Wilsons attempt to bring back lombrossos theory of the criminal man could possibly have been believed if he had any new evidence, he does not. Wilson overlooks the decades of research that can link social factors with the cause of crime. Although some of the theories of criminology are open to much critisism the idea of paragmatism has held well in todays society. Wilson has some good ideas and theories but he neglects to back them up with any evidence, he has the right idea but does suggest any practical ways of implimenting them.
This i feel is the downfall of new right criminology it lacks depth, it skims the top of ideas but fails to really look into how they would work in a real society. My second point for evaluation is that of the new rights effect on post 1979 criminal justice in britain. Untill 1979 the new right didnt fit in the mood of society, people belived in welfare and help from government with all aspects of their lives, by 1970 society in britain saw that this wasnt working and a new approach was needed, individualism became popular.
Yet we didnt see a real shift towards New right theory untill 1997 when Labour came to power in government. Labour promised big changes in the criminal justice system. A lot of tony blairs policies and speechs echoed of new right theory. The differnce in 1997 was that government also had practical ideas to back up their policies, new labour were on to a winner. Reforms to the criminal justice system and policies concerning the community have greatly decreased the rate of crime. Although we cannot always trust official statistics labour do appeaer to be carrying out what they promosed.
New labour policy on crime is not completly based on new right criminology, it uses the basics but goes on to improve it by finding ways of making it work in todays society, it would seem that the labour party make up for what new right criminology misses in its implication ofthe theory. In conclusion i feel that new right criminology lacks everything needed to make it work, the writtings of wilson clearly illistrate this point, his lack of research and depth make his ideas some what messy.
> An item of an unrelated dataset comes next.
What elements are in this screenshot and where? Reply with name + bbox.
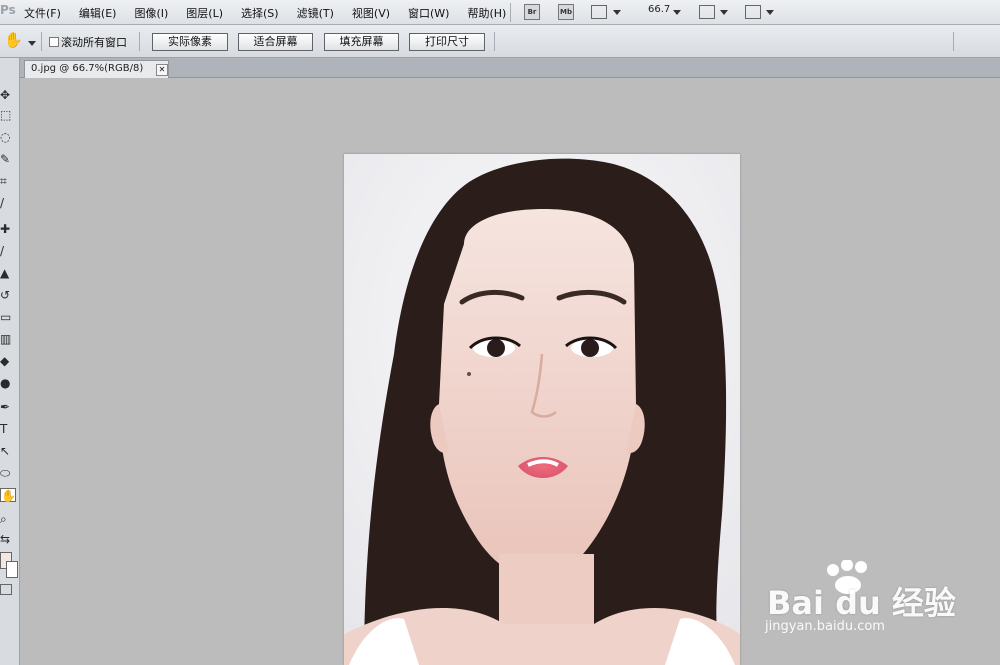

Although wilson did write of ideas that todays government has sarted to impliment, the difference is that today we have practical ideas and ways to properly carry out what the new right theorists thought of. Society is more open to the ideas of the new right. The attitude of todays society is that of looking after yourself and the community around you, a policy which agrees with this and is backed up by good theory is one which society will welcome. Changing patterns and attitudes of society will determine how best to deal with its problems and which theories to follow.